Voici un passage du Métastase qui est bien vrai, et qui peint fortement la tendresse des mères; il en introduit une qui a perdu son fils, et que l'on cherche à résigner à son sort par l'exemple d'Abraham, qui avait conduit le sien sur la montagne; il lui fait répondre: Ah! Dieu n'aurait jamais donné cet ordre à sa mère! Nous enlevâmes la nôtre le premier jour, et nous la conduisîmes hors de chez elle; le second jour, nous la promenâmes à l'Étoile; le troisième, à Vincennes; deux endroits où j'ai passé des moments tristes et des moments doux. Hier, je lui fis compagnie toute la soirée. Damilaville était allé à la Briche malgré le mauvais temps; nous y dînerons aujourd'hui. J'aime mieux essuyer les larmes de ceux qui sont malheureux que de partager la joie des autres.

Vous devez avoir maintenant à côté de vous la chère sœur et votre neveu. Quand vous aurez embrassé notre Uranie mille fois pour vous, vous l'embrasserez deux ou trois fois pour moi, où vous voudrez, sur les yeux, sur le front, sur les joues; mais j'aime mieux sur le front; c'est là que son âme réside. Si la résolution qu'elle a prise de s'apprivoiser tient encore, dites-lui de prendre garde de semer des fleurettes sur une belle étoffe pleine et unie. Il faut bien du goût et de l'art pour faire serpenter une guirlande autour d'une cotonne sans détruire sa noblesse. Toutes ces petites vertus de société auxquelles elle ne se pliera jamais de bonne grâce ne vont point avec la franchise et la sévérité de son caractère. Madame Le Gendre, mon Uranie, jolie, polie, attentive, prévenante, affable, souriante, souple, révérencieuse? Cela ne se peut. Qu'elle reste comme Nature l'a faite, grave, sérieuse, noble et pensante. Nature l'a faite grande et noble; la voilà qui se fait petite et jolie. Si elle prend pour tout le monde cet air charmant qu'elle a pour nous quelquefois, comment en serons-nous touchés?

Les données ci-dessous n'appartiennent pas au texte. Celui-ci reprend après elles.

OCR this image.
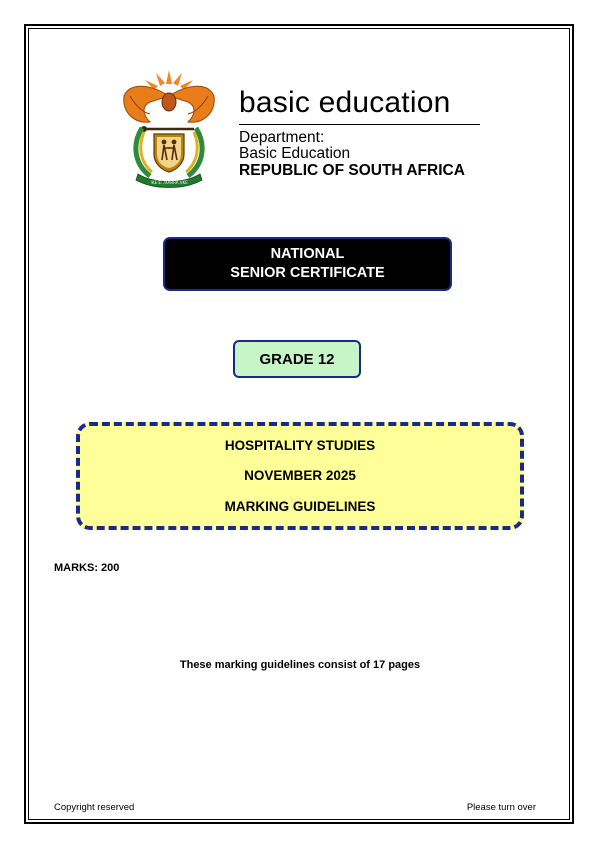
!KE E: /XARRA //KE
basic education
Department:
Basic Education
REPUBLIC OF SOUTH AFRICA
NATIONAL
SENIOR CERTIFICATE
GRADE 12
HOSPITALITY STUDIES
NOVEMBER 2025
MARKING GUIDELINES
MARKS: 200
These marking guidelines consist of 17 pages
Copyright reserved	Please turn over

J'ai bien peur que ce petit neveu, dont vous disposez comme il vous plaît, ne se trouve souvent entre ses deux tantes, lorsqu'elles aimeraient bien autant être seules. Si vous vous attachiez adroitement à lui rendre son ignorance incommode, peut-être se déterminerait-il à s'instruire; essayez.

Honnête ou fripon, il faut donner un écu à Roger, et six francs à Mlle Clairet.

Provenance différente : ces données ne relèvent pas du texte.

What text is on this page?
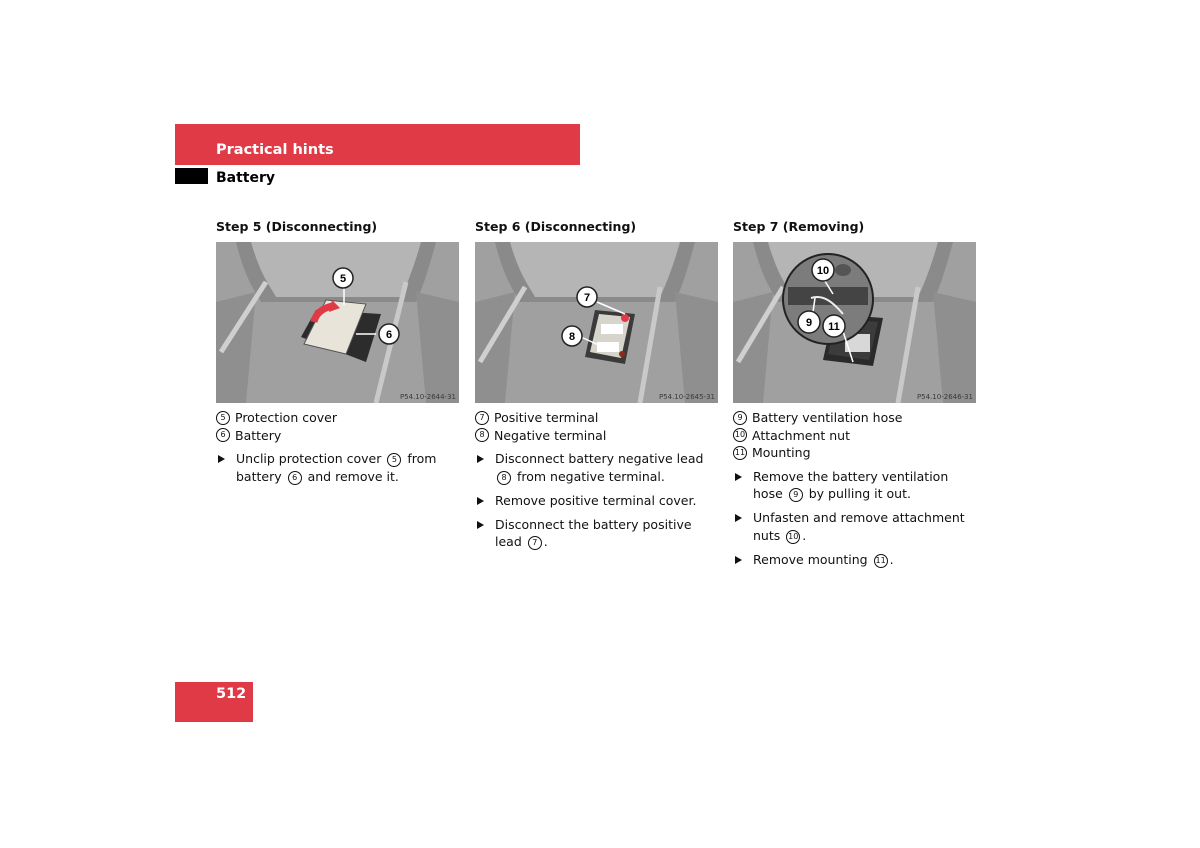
Practical hints
Battery
Step 5 (Disconnecting)
5
6
P54.10-2644-31
5 Protection cover
6 Battery
Unclip protection cover 5 from battery 6 and remove it.
Step 6 (Disconnecting)
7
8
P54.10-2645-31
7 Positive terminal
8 Negative terminal
Disconnect battery negative lead 8 from negative terminal.
Remove positive terminal cover.
Disconnect the battery positive lead 7 .
Step 7 (Removing)
10
9 11
P54.10-2646-31
9 Battery ventilation hose
10 Attachment nut
11 Mounting
Remove the battery ventilation hose 9 by pulling it out.
Unfasten and remove attachment nuts 10 .
Remove mounting 11 .
512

Ce que je ferais à voire place? Je n'assoirais pas légèrement le plus grand de tous le soupçons. On n'est pas coupable pour n'oser lever les yeux; innocent, on les baisse quelquefois pour ne pas regarder celui qui accuse injustement et nous offense.

Les habitants de Genève ont fort embarrassé leurs ministres; on ne sait encore ce que cela deviendra.

Les Jésuites ont été jugés vendredi au soir; à minuit, les chambres étaient encore assemblées. Aussitôt que les arrêts paraîtront, je les ferai partir pour Isle[140].

Il y a deux nouveaux papiers sur l'affaire des Calas; ce sont des espèces de requêtes adressées à M. le chancelier par les frères; si on ne les imprime pas incessamment, je vous les ferai copier[141].

Vous êtes étonnée de l'atrocité de ce jugement de Toulouse; mais songez que les prêtres avaient inhumé le fils comme martyr, et que, s'ils avaient absous le père, il aurait fallu exhumer et traîner sur la claie le prétendu martyr. Il y a un des juges qui en a perdu la tête. C'est Voltaire qui écrit pour cette malheureuse famille. Oh! mon amie, le bel emploi du génie! Il faut que cet homme ait de l'âme, de la sensibilité, que l'injustice le révolte, et qu'il sente l'attrait de la vertu. Eh! que lui sont les Calas? qui est-ce qui peut l'intéresser pour eux? quelle raison a-t-il de suspendre des travaux qu'il aime, pour s'occuper de leur défense[142]? Quand il y aurait un Christ, je vous assure que Voltaire serait sauvé.

Adieu, ma bonne et tendre amie. Si je vous aime? De toute mon âme; oui, de toute mon âme, et j'éprouve en vous le disant une émotion au fond de mon cœur qui m'assure que je dis vrai. Vous connaissez bien cet oracle-là.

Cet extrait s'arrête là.